No un hombre invisible

Por Carmen Rosa Signes Urrea y Juan Pablo Noroña

«No un hombre invisible» cuento escrito a cuatro manos para el dossier Universo H. G. Wells de la revista digital miNatura

Pareciera que el mar se hubiese evaporado y después trasladado a las calles de Port Stowe, tal era la niebla. Del cartel de la posada apenas se distinguía el sombrero y las botas, menos aún el nombre.

Un escalofrío le recorrió la espalda: «El hombre invisible» existía, tal como aseguraban los papeles secretos de su tatarabuelo. Dejando atrás aquella chapa metálica movida por el viento, entró con cierta inquietud, como si adivinara en la barra a aquella mujer entrada en carnes, de nariz regordeta y rostro colorado, sirviendo decenas de jarras a individuos de rostros alargados y severos, que soltaban sin parar grandes bocanadas de humo de tabaco maloliente, tal vez para dejarle espacio a la espumosa cerveza tibia.

—Disculpe, señora.

La mujer, ensordecida y atontada por tanto parroquiano, no hizo caso. Tuvo que abanderarse con un billete de 20 libras para que se acercara, sonrisa forzada y pinta en mano.

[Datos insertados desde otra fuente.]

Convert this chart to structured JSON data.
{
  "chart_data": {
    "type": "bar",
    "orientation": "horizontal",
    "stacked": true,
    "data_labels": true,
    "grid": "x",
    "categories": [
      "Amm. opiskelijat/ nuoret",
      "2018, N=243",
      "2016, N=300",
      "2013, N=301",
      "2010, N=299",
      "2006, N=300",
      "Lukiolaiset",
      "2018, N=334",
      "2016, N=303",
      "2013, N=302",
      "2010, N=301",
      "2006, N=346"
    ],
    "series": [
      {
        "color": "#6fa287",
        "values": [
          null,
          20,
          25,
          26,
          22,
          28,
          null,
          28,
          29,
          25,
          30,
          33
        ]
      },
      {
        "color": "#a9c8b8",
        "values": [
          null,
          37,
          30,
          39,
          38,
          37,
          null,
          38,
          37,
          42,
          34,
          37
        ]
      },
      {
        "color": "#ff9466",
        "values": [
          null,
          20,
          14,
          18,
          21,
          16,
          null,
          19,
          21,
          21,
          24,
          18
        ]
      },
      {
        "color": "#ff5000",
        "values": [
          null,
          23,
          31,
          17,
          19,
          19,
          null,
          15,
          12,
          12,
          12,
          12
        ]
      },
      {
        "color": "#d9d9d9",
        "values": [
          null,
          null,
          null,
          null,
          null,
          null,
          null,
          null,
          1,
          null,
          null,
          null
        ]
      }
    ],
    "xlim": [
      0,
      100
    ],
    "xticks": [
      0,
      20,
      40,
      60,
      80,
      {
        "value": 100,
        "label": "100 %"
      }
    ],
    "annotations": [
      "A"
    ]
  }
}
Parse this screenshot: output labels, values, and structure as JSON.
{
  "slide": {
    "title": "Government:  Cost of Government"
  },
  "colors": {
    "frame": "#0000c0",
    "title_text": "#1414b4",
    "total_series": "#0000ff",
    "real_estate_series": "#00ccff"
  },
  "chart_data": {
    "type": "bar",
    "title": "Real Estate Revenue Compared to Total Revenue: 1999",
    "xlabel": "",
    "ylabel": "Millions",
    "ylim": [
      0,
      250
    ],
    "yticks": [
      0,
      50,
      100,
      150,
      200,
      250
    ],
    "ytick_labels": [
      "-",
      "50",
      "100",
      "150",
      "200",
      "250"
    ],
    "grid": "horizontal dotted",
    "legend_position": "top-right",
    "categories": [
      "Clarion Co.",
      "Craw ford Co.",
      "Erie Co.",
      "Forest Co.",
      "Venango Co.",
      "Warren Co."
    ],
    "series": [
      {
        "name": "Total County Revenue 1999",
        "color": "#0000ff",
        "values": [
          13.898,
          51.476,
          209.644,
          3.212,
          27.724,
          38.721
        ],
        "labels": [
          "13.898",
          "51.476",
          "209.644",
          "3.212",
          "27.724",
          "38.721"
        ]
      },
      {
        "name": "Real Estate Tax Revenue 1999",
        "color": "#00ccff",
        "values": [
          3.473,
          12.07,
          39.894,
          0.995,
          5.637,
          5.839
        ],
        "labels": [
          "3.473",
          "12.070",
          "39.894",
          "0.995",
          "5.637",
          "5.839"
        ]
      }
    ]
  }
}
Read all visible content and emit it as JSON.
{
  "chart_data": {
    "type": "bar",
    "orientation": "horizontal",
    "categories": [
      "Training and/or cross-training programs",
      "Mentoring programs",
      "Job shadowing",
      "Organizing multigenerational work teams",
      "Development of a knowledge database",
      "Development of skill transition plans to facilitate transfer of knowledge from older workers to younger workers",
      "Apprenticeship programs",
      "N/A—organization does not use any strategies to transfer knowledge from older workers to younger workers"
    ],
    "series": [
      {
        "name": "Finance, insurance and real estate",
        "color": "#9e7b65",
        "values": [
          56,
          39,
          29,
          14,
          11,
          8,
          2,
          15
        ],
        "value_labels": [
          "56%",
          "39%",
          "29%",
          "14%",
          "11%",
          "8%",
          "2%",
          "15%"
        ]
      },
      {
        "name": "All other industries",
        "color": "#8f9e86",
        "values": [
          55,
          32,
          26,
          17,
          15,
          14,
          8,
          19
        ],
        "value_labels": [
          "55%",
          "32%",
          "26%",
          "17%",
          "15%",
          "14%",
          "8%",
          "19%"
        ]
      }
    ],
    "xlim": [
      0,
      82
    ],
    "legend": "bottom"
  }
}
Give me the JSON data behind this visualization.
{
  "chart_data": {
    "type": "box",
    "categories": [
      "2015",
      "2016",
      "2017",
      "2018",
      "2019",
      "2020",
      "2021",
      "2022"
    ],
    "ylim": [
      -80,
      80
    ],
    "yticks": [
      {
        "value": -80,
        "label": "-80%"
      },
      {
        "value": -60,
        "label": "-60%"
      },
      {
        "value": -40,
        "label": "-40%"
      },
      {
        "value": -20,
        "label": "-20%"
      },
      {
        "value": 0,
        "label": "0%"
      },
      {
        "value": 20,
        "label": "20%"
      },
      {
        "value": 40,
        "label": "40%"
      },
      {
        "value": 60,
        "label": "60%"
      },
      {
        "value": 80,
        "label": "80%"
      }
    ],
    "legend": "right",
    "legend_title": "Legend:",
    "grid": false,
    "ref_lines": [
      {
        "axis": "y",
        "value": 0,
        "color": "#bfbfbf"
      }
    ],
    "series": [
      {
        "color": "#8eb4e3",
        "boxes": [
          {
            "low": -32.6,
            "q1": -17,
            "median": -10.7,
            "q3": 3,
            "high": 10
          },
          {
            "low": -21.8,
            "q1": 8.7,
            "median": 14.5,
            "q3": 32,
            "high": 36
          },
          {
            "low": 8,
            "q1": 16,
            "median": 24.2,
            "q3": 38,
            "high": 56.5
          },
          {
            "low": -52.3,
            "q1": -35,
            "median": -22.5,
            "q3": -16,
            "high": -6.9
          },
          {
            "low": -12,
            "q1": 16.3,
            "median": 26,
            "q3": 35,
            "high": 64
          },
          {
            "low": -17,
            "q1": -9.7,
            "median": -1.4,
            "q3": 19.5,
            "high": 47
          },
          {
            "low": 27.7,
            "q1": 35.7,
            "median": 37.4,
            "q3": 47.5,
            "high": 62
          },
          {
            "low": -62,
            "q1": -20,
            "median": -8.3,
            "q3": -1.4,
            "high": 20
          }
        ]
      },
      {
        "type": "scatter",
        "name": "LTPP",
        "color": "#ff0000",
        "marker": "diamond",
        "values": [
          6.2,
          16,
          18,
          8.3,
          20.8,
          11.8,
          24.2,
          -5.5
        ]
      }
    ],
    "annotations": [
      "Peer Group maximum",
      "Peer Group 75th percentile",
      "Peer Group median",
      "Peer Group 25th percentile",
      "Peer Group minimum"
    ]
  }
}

—Me llamo Kemp y tengo reservada una habitación.

La tabernera lo miró como si no acabara de creérselo.

—¡Geoff, gordo borracho, me debes diez libras! —gritó.

Uno de los bebedores/fumadores estiró el cuello.

 —La pucha, aún vienen turistas y señores de ciencia a este antro —y el antro se estremeció con la carcajada de la clientela en pleno.

Kemp enrojeció hasta la raíz del cabello.

—No sé de qué me habla —atinó a barbotar.

—Vamos, no lo tome a mal —consoló la dueña—. Es libre de buscar al hombre invisible en cada rincón, o sus libros, todo el tiempo que quiera.

Geoff bufó, despreciativo.

 —Y te va a cobrar cada minuto.

La mujer, sin decir palabra, pasó un trapo por la barra.

—Cada minuto de una eternidad —saltó un compañero de mesa—. Nunca puso pie en este lugar un hombre invisible.

Kemp hundió la cabeza entre los hombros y clavó la vista en el suelo tras la barra, quiso la casualidad que justo donde habían dejado un cuenco con leche. Y ante los ojos atónitos de Kemp, la superficie de la leche se removía sola, exactamente como si al menos tres pequeñas lenguas hambrientas la atacaran.

—Es la camada de Melodie —explicó la tabernera—. Espero salgan tan cazadores como su mamá, las ratas nunca la ven venir —rio a mandíbula batiente.

—¿Y esa cara, señor turista? —Intervino Geoff—. ¿Acaso no le dijimos, aquí nunca puso pie un hombre invisible? —La subsiguiente carcajada múltiple fue aún más atronadora.